Anger, anguish and shock
The Office of the United Nations High Commissioner for Human Rights issued a report on Thursday on the situation in Ukraine. It said a number of civilians on both pro-Ukrainian and pro-Russian sides have been killed in protests and attacks.
On the same day, the Ukrainian Ministry of Defence confirmed in a statement that it had carried out an anti-insurgent operation on the edge of Starovarvarivka the day before, reporting three rebels were captured. The statement also denied claims by the separatists and Russian media that the military had fired on civilians, stating no civilians had been affected.
But the men digging Lena’s grave, lifelong friends and neighbours of the Ott family, see it differently. “How can there be peace now? What peace?” they shout angrily in a chorus of voices as they pass around a glass jar of homemade apricot juice.
“If I speak honestly, if I had a machine gun, I would defend the village. I wouldn’t just sit here and let them shoot me. But what am I going to fight with, a shovel? Give me a weapon and I’ll sit in ambush,” says one man, taking a break from digging, before being told to be quiet. “Yesterday I was working in my field and I had a tank come up to me. What am I to do? They told me to go home, but I have to work the fields to feed my family. They held me up for an hour-and-a-half questioning me in my own field,” he says angrily.

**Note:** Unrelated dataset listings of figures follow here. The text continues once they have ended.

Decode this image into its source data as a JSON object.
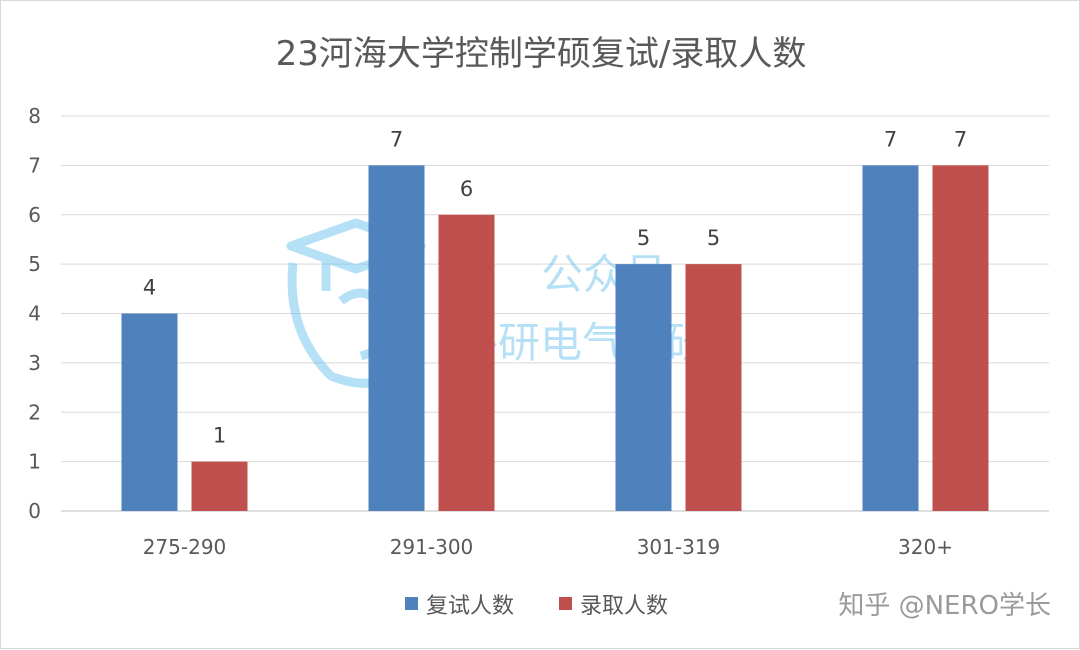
{
  "chart_data": {
    "type": "bar",
    "title": "23河海大学控制学硕复试/录取人数",
    "categories": [
      "275-290",
      "291-300",
      "301-319",
      "320+"
    ],
    "series": [
      {
        "name": "复试人数",
        "values": [
          4,
          7,
          5,
          7
        ],
        "color": "#4f81bd"
      },
      {
        "name": "录取人数",
        "values": [
          1,
          6,
          5,
          7
        ],
        "color": "#c0504d"
      }
    ],
    "ylim": [
      0,
      8
    ],
    "yticks": [
      0,
      1,
      2,
      3,
      4,
      5,
      6,
      7,
      8
    ],
    "grid": true,
    "legend": "bottom"
  },
  "watermark": {
    "line1": "公众号",
    "line2": "路研电气考研",
    "icon": "graduation-cap-logo-icon"
  },
  "credit": "知乎 @NERO学长"
}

By Friday, anger had drained away into anguish and shock. About 50 villagers had gathered at the Otts’ house for Lena’s funeral. Old women in bright headscarves sang Orthodox hymns as a priest rocked a censer in a tiny room where Lena’s body lay in a small coffin, covered in frilly white cloth. Neighbours and family wept as they packed the small, incense-filled house. From the courtyard, both the cemetery and the house she was born and raised in were visible.

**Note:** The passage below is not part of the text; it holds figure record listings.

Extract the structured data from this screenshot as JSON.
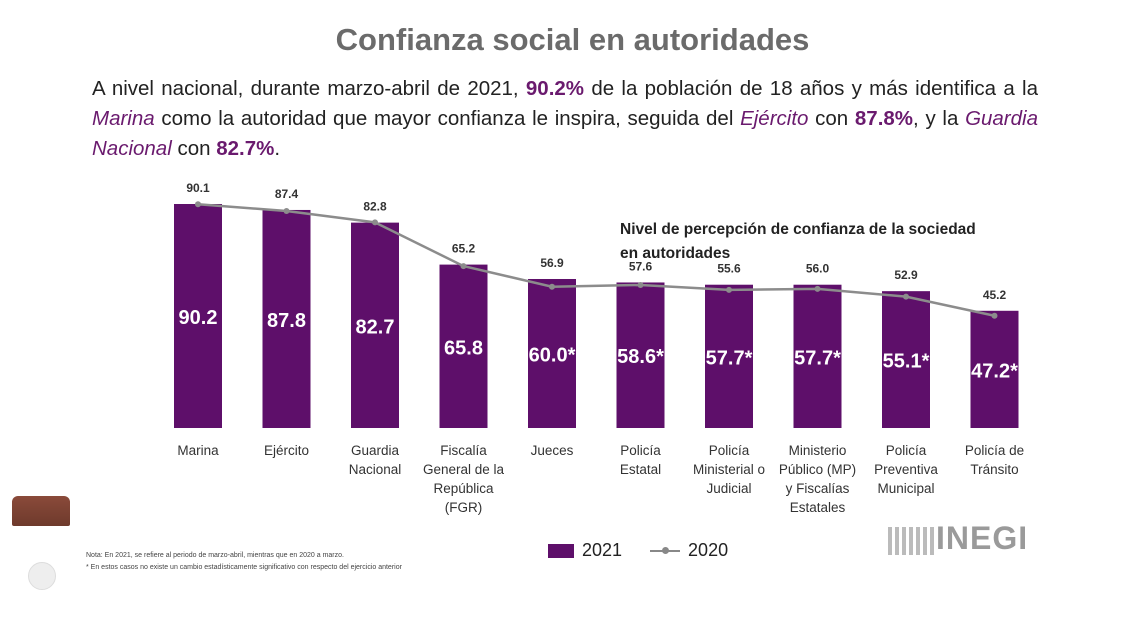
{
  "title": "Confianza social en autoridades",
  "intro": {
    "p1": "A nivel nacional, durante marzo-abril de 2021, ",
    "v1": "90.2%",
    "p2": " de la población de 18 años y más identifica a la ",
    "marina": "Marina",
    "p3": " como la autoridad que mayor confianza le inspira, seguida del ",
    "ejercito": "Ejército",
    "p4": " con ",
    "v2": "87.8%",
    "p5": ", y  la ",
    "guardia": "Guardia Nacional",
    "p6": " con ",
    "v3": "82.7%",
    "p7": "."
  },
  "notes": {
    "line1": "Nota: En 2021, se refiere al periodo de marzo-abril, mientras que en 2020 a marzo.",
    "line2": "* En estos casos no existe un cambio estadísticamente significativo con respecto del ejercicio anterior"
  },
  "brand": "INEGI",
  "colors": {
    "bar": "#5e0f6a",
    "line": "#8c8c8c"
  },
  "chart_data": {
    "type": "bar",
    "title": "Nivel de percepción de confianza de la sociedad en autoridades",
    "title_lines": [
      "Nivel de percepción de confianza de la sociedad",
      "en autoridades"
    ],
    "categories": [
      [
        "Marina"
      ],
      [
        "Ejército"
      ],
      [
        "Guardia",
        "Nacional"
      ],
      [
        "Fiscalía",
        "General de la",
        "República",
        "(FGR)"
      ],
      [
        "Jueces"
      ],
      [
        "Policía",
        "Estatal"
      ],
      [
        "Policía",
        "Ministerial o",
        "Judicial"
      ],
      [
        "Ministerio",
        "Público (MP)",
        "y Fiscalías",
        "Estatales"
      ],
      [
        "Policía",
        "Preventiva",
        "Municipal"
      ],
      [
        "Policía de",
        "Tránsito"
      ]
    ],
    "series": [
      {
        "name": "2021",
        "type": "bar",
        "values": [
          90.2,
          87.8,
          82.7,
          65.8,
          60.0,
          58.6,
          57.7,
          57.7,
          55.1,
          47.2
        ],
        "labels": [
          "90.2",
          "87.8",
          "82.7",
          "65.8",
          "60.0*",
          "58.6*",
          "57.7*",
          "57.7*",
          "55.1*",
          "47.2*"
        ]
      },
      {
        "name": "2020",
        "type": "line",
        "values": [
          90.1,
          87.4,
          82.8,
          65.2,
          56.9,
          57.6,
          55.6,
          56.0,
          52.9,
          45.2
        ],
        "labels": [
          "90.1",
          "87.4",
          "82.8",
          "65.2",
          "56.9",
          "57.6",
          "55.6",
          "56.0",
          "52.9",
          "45.2"
        ]
      }
    ],
    "ylim": [
      0,
      100
    ],
    "grid": false,
    "legend": "bottom"
  }
}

As an old truck carried the coffin and Lena’s grief-stricken sister to the overgrown cemetery on a hill above a cluster of houses, a group of women wound their way along a path, past a pond and upwards through brush and trees. Even in the face of this tragedy, Lyuba Travinska refused to blame either the rebels or the Ukrainian army.
“These incidents need to stop now, not slowly, now. When people die, we need to stop and think what is going on. We need to put a stop to all of this,” she said. “We can live together with Kiev, but our decision means very little.”

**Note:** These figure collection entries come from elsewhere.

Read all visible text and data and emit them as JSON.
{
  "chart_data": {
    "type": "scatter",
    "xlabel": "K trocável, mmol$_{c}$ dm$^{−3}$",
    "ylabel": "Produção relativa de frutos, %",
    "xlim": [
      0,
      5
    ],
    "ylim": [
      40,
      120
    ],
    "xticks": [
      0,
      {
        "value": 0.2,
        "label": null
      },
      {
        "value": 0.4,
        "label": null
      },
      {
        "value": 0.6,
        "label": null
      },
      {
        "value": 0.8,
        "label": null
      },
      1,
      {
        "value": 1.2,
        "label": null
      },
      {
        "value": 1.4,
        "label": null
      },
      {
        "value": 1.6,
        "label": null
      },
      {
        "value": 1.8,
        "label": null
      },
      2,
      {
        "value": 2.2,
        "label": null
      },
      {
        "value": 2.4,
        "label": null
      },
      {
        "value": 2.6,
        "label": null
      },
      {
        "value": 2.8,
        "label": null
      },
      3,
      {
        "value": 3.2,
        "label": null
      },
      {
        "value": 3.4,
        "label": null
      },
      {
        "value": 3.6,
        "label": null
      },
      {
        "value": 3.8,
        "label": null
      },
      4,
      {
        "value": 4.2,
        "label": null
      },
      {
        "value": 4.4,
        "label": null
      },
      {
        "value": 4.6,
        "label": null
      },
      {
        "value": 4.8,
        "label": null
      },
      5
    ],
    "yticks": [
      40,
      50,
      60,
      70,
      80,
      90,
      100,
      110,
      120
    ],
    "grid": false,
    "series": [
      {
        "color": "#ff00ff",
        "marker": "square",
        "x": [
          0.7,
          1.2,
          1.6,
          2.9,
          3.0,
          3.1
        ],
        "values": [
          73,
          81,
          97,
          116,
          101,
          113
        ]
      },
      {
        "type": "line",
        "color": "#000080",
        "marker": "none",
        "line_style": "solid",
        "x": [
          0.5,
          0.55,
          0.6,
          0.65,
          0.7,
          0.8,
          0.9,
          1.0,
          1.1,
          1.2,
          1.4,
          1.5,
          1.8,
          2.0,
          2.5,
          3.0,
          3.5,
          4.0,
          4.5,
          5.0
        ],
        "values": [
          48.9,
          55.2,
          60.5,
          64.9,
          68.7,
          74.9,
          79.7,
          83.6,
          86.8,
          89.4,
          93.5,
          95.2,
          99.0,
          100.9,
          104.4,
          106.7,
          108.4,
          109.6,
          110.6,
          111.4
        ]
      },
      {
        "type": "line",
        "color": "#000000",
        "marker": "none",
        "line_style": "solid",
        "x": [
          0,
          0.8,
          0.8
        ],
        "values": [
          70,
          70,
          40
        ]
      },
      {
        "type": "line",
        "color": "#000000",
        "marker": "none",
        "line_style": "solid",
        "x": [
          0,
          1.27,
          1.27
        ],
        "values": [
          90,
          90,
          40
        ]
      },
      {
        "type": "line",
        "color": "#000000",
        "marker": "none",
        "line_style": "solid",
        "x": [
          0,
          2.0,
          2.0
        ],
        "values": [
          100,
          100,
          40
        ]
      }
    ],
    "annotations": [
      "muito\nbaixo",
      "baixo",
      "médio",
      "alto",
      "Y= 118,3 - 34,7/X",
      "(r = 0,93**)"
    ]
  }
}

‘Spiraling out of control’
Back at the house, sitting in the courtyard with family and friends at a funeral dinner of traditional Ukrainian dishes and vodka shots with no toasts, Aleksander Ott said, “Half of the people here are Russian, but they were 99 percent for Ukraine before this incident. Now people will have to stop and think about that.”
None of the two dozen people Al Jazeera spoke to ventured to guess what would happen over the next few days, weeks or months, such is the state of instability here.
The death of Lena Ott has served to galvanise a community, which by all accounts was previously insulated from the surrounding violence and mostly uninterested in it, except to fear it. People are now on the fence about their allegiance. Though the people of Starovarvarivka may have been dragged into this conflict, how events unfold around them will determine what happens next.
For its part, the UN human rights commission draws dark and foreboding conclusions from the violence over the past months in Ukraine.
“Security and law-enforcement operations must be in line with international standards and guarantee the protection of all individuals at all times. Primarily as a result of the actions of organised armed groups, the continuation of the rhetoric of hatred and propaganda fuels the escalation of the crisis in Ukraine, with a potential of spiralling out of control.”